CLICK HERE to watch Colin Powell's address to the U.N. on Feb. 5, 2003.
Al-Janabi said he made up the bio-weapons program in hopes the U.S. would push Saddam out of power, according to The Guardian.
"I had a problem with the Saddam regime," he said. "I wanted to get rid of him and now I had this chance... Believe me, there was no other way to bring about freedom in Iraq. There were no other possibilities."
Al-Janabi said he was caught in his lie as early as mid-2000 when the BND met with al-Janabi's former boss at the Military Industries Commission in Iraq, the Guardian reported. Al-Janabi said he did not deny he had been caught in the lie.
"He says, 'There are no trucks,' and I say, 'OK, when [al-Janabi's former boss] says there [are] no trucks then [there are none]," he told the newspaper.
But still, his information was trusted.
The former chief of European operations at the CIA, Tyler Drumheller, said in 2007 he tried repeatedly to warn his superiors that Curveball's information was dubious -- even by specifically attempting to redact all mentions of Curveball's information in Powell's 2003 speech.
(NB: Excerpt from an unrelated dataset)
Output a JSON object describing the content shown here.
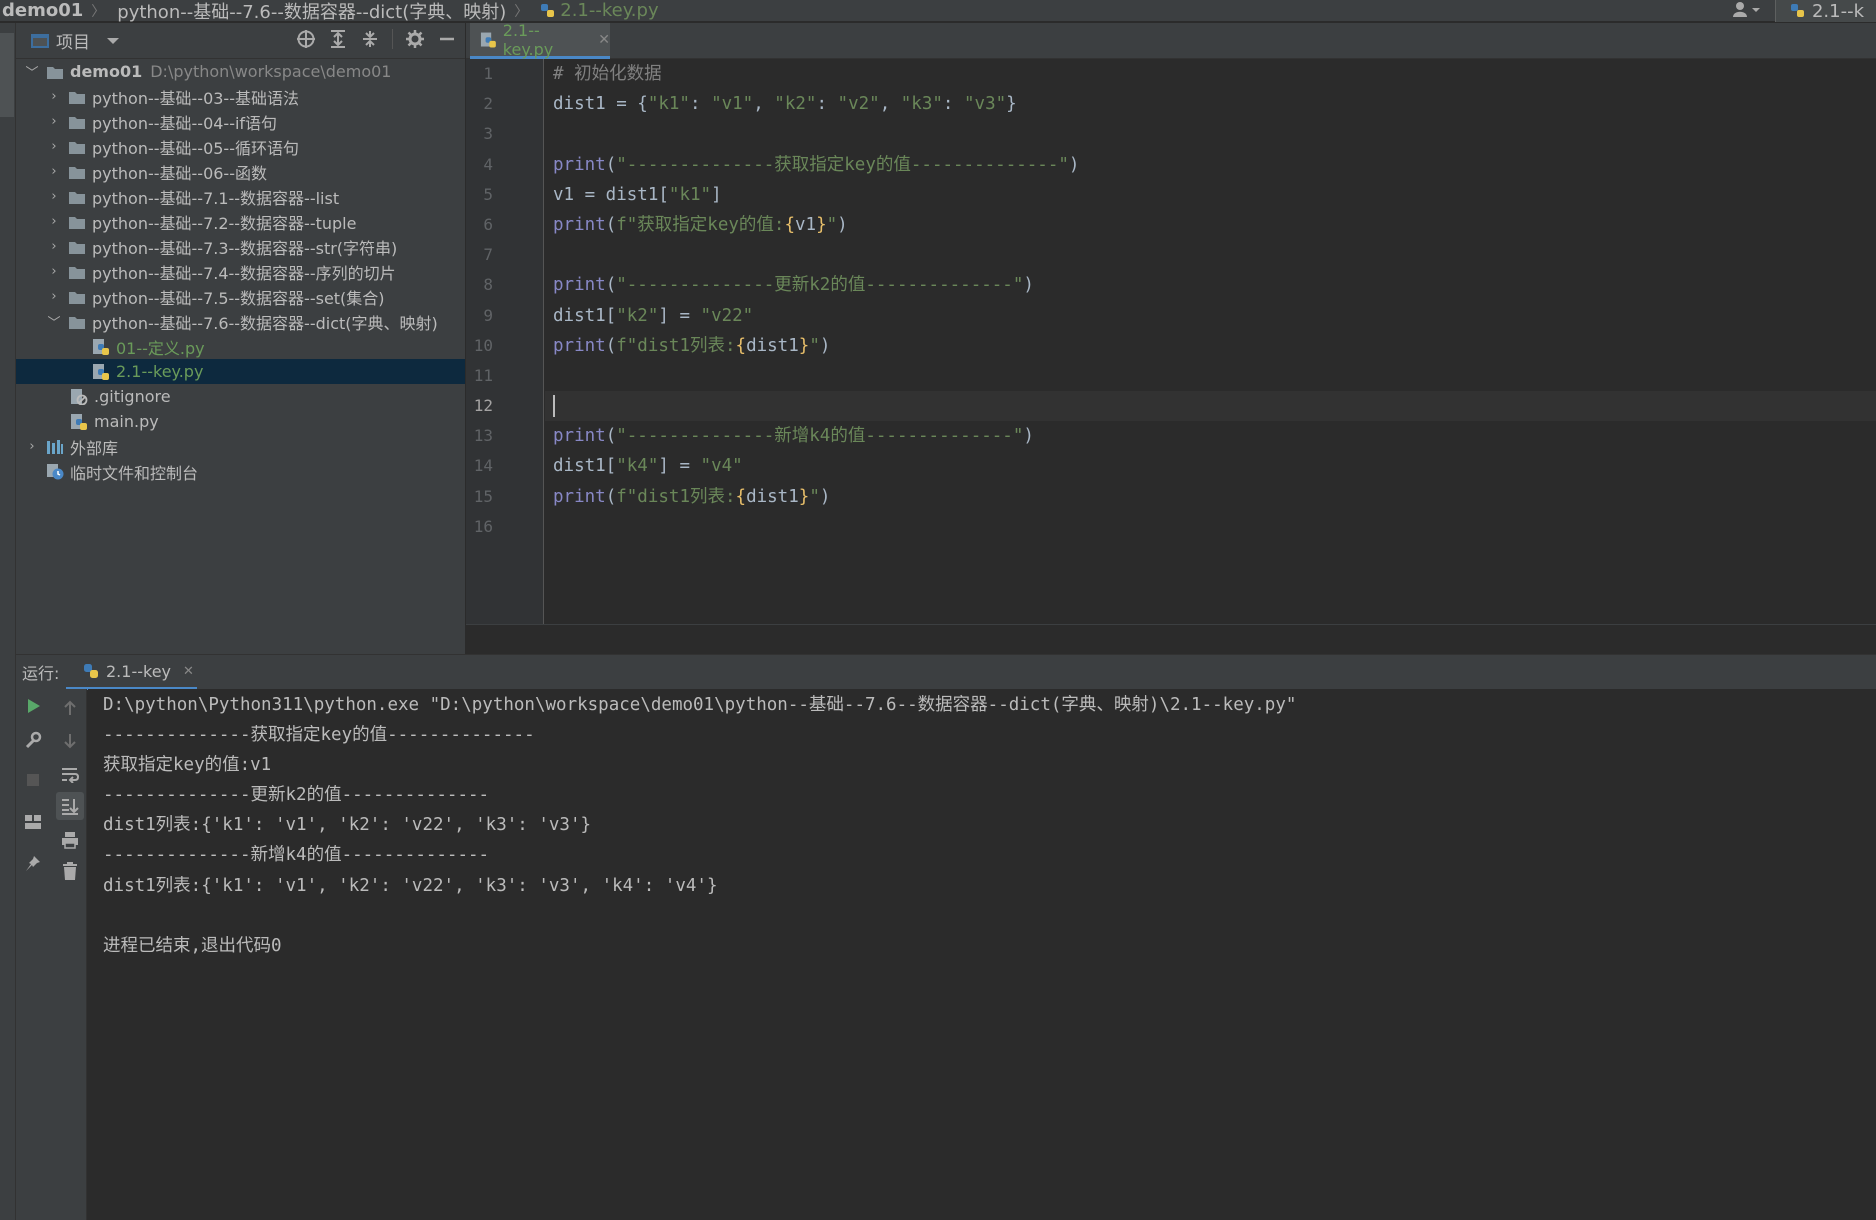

"We said, 'This is from Curveball. Don't use this,'" Drumheller said.
A month after the speech, then-Secretary of Defense Donald Rumsfeld told ABC News, "We know where [the WMDs] are."
Rumsfeld writes in his new book "Known and Unknown" that he meant to say that U.S. intelligence agencies knew where "suspect sites" were, not that anyone knew definitively where the actual weapons were.
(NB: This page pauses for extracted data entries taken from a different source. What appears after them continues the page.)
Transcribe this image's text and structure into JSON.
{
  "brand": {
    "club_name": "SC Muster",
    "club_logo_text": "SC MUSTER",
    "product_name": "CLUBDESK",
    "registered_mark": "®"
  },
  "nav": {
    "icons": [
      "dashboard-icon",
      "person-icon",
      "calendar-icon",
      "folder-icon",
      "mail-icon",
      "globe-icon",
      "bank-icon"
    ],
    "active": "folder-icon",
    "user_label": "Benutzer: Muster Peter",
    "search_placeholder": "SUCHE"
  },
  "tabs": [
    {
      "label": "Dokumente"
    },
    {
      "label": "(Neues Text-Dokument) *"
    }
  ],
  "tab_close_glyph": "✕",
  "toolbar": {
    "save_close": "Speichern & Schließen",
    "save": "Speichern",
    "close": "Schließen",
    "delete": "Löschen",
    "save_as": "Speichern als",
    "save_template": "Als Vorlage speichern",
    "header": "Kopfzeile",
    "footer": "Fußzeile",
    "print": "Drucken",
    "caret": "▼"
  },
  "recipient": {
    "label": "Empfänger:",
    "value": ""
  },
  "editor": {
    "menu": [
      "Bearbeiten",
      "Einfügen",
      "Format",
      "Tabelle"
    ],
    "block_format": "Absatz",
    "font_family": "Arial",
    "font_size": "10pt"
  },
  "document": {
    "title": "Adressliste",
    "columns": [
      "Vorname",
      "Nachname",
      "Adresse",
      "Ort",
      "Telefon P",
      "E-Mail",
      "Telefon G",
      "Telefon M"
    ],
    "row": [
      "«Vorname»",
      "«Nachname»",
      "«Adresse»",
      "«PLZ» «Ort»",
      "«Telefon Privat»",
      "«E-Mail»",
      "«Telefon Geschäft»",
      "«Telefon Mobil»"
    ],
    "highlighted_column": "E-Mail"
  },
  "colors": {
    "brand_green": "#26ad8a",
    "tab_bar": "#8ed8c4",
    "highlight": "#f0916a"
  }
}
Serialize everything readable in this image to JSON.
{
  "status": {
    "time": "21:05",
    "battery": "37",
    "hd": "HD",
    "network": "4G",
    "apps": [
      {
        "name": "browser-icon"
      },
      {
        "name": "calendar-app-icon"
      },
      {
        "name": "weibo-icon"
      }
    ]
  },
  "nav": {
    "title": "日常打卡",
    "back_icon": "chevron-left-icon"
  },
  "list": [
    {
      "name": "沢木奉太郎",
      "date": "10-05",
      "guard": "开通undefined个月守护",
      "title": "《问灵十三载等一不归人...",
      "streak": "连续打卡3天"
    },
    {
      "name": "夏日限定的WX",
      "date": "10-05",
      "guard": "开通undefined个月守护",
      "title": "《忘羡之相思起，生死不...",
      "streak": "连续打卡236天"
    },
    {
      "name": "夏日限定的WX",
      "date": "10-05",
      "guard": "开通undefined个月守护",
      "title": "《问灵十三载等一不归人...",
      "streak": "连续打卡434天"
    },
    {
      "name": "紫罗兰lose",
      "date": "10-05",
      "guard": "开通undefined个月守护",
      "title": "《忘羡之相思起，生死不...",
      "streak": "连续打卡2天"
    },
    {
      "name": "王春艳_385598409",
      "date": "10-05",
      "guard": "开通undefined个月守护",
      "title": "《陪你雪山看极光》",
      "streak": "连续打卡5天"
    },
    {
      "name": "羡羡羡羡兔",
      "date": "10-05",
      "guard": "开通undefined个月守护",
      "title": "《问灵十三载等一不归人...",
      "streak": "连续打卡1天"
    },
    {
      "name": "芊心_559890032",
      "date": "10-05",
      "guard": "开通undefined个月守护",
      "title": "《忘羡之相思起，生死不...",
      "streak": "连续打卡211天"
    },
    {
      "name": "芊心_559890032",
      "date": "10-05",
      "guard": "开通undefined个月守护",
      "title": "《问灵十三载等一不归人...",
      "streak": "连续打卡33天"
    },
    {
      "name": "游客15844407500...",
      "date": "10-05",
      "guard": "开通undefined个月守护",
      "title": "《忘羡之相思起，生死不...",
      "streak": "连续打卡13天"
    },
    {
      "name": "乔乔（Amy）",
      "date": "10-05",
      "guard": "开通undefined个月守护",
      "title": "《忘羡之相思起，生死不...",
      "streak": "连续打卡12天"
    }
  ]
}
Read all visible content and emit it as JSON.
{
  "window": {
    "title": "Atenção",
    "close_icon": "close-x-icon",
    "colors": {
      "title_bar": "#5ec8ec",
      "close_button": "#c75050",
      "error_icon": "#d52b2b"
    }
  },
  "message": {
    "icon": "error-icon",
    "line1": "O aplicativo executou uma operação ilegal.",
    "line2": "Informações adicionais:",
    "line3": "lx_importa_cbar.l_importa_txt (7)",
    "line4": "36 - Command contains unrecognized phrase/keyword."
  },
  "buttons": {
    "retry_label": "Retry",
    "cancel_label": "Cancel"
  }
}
"My goodness, the intelligence was certainly wrong," he told ABC News' Diane Sawyer in an exclusive interview earlier this month.
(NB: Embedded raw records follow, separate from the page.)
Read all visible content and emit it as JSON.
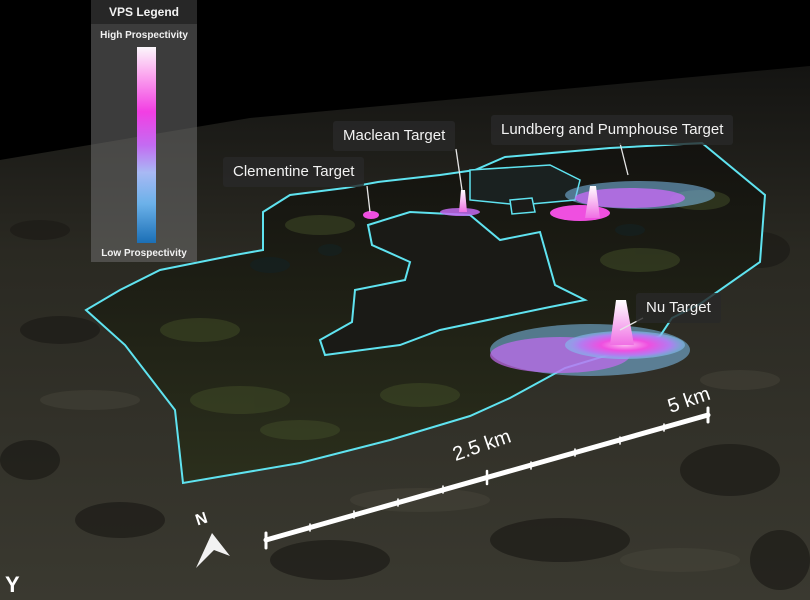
{
  "legend": {
    "title": "VPS Legend",
    "high_label": "High Prospectivity",
    "low_label": "Low Prospectivity",
    "colors": [
      "#fbf7fb",
      "#fba8ef",
      "#f23ee3",
      "#c46bf2",
      "#a8b9f4",
      "#6bb1e9",
      "#1b6fb6"
    ]
  },
  "targets": {
    "clementine": "Clementine Target",
    "maclean": "Maclean Target",
    "lundberg": "Lundberg and Pumphouse Target",
    "nu": "Nu Target"
  },
  "scale_bar": {
    "mid_label": "2.5 km",
    "end_label": "5 km"
  },
  "north_arrow": {
    "label": "N",
    "icon": "north-arrow-icon"
  },
  "axis_indicator": {
    "label": "Y"
  },
  "colors": {
    "boundary": "#5fe3f0",
    "sky": "#000000",
    "terrain": "#2e2d25"
  }
}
Powell said in 2007 that he never knew anyone had any doubts about Curveball's information and was "angry and disappointed" the Agency did not inform him.
"I spent four days at CIA headquarters," he told ABC News. "They told me they had this nailed."
In 2008, the deputy director of National Intelligence, Thomas Fingar, said the U.S. assessment of whether Iraq had weapons of mass destruction was the "single worst product" he had seen in his 38 years in intelligence.
Despite the thousands of U.S., allied and Iraqi soldiers and civilians that have perished in the conflict, al-Janabi told The Guardian he did the right thing.
"I tell you something when I hear anybody -- not just in Iraq but in any war -- [is] killed, I am very sad. But give me another solution. Can you give me another solution?" he said.
Drumheller had a different take on al-Janabi's admitted deceit in 2007.
"People died because of this... All off this one little guy who all he wanted to do was stay in Germany."